When they tested the combination of Sprycel and anti-PD-1, "we found that the number of cures in mice ranged from 10 to 15% to 90% in some cases," said the author. Correspondent of the study, Dan Theodorescu, MD, Ph.D., director of Cedars-Sinai Cancer, in a video interview.

"If our results are confirmed by clinical trials, it means that by combining the two types of drugs, we may be able to better reduce or even eliminate tumors of bladder, breast, and colon cancers. melanoma and sarcoma, "he said.

RELATED: Cancer killer virus plus PD-1 and MEK inhibitors allow melanoma attack on three fronts

Combined approaches to improve immunotherapies have been extensively studied on different types of cancer. According to the authors, more than 1,100 clinical trials were investigating the inhibition of PD-1 in combination with another treatment starting in 2017. While many use targeted therapies like Sprycel, some pursue different tactics.

Researchers at the University of Southampton, for example, have already shown that the combination of varlilumab, the immunotherapy targeting Celldex Therapeutics CD27, with CD27-targeted immunotherapies, led to better results in murine models of Cancer.
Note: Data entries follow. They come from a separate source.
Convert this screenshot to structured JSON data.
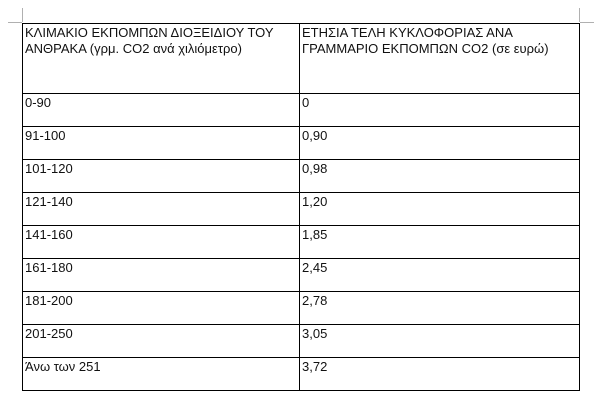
{
  "table": {
    "header": [
      "ΚΛΙΜΑΚΙΟ ΕΚΠΟΜΠΩΝ ΔΙΟΞΕΙΔΙΟΥ ΤΟΥ ΑΝΘΡΑΚΑ (γρμ. CO2 ανά χιλιόμετρο)",
      "ΕΤΗΣΙΑ ΤΕΛΗ ΚΥΚΛΟΦΟΡΙΑΣ ΑΝΑ ΓΡΑΜΜΑΡΙΟ ΕΚΠΟΜΠΩΝ CO2 (σε ευρώ)"
    ],
    "rows": [
      [
        "0-90",
        "0"
      ],
      [
        "91-100",
        "0,90"
      ],
      [
        "101-120",
        "0,98"
      ],
      [
        "121-140",
        "1,20"
      ],
      [
        "141-160",
        "1,85"
      ],
      [
        "161-180",
        "2,45"
      ],
      [
        "181-200",
        "2,78"
      ],
      [
        "201-250",
        "3,05"
      ],
      [
        "Άνω των 251",
        "3,72"
      ]
    ]
  }
}
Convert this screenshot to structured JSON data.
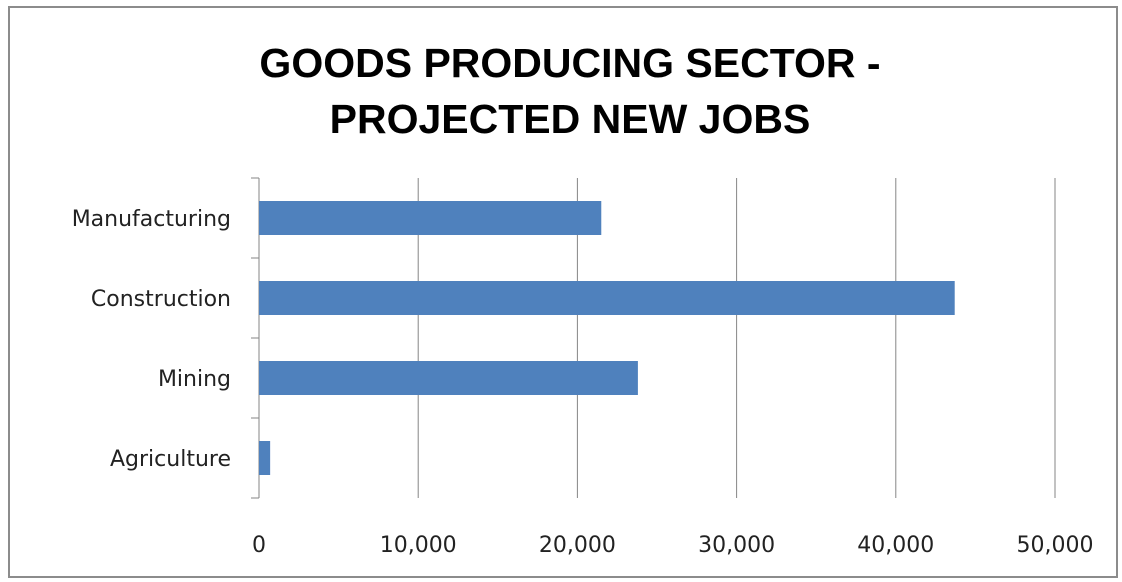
{
  "chart_data": {
    "type": "bar",
    "orientation": "horizontal",
    "title": "GOODS PRODUCING SECTOR - PROJECTED NEW JOBS",
    "title_lines": [
      "GOODS PRODUCING SECTOR -",
      "PROJECTED NEW JOBS"
    ],
    "categories": [
      "Manufacturing",
      "Construction",
      "Mining",
      "Agriculture"
    ],
    "values": [
      21500,
      43700,
      23800,
      700
    ],
    "xlim": [
      0,
      50000
    ],
    "x_ticks": [
      0,
      10000,
      20000,
      30000,
      40000,
      50000
    ],
    "x_tick_labels": [
      "0",
      "10,000",
      "20,000",
      "30,000",
      "40,000",
      "50,000"
    ],
    "xlabel": "",
    "ylabel": "",
    "grid": "vertical",
    "legend": "none",
    "bar_color": "#4f81bd",
    "grid_color": "#868686"
  }
}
A team led by scientists at Massachusetts General Hospital recently discovered that adding Amgen Imlygic cancer killer virus to Novartis MEK inhibitor MEK-1 and Mekinist, helped fight tumors in almost all animals during a study on mice with melanoma.

Scientists at Columbia University also found that the combination of checkpoint inhibitors with pentoxifylline, a drug used to improve blood flow, prevented regulatory T cells (Tregs) from suppressing cancer-fighting T cells. And Seres Therapeutics, in collaboration with the MD Anderson Cancer Center and the Parker Institute, is studying the use of the gut microbiome to improve control point responses.

BMS has already begun evaluating its PD-1 inhibitor, Opdivo, with Sprycel in non-small cell lung cancer. The Phase 2 study should be read in April 2021.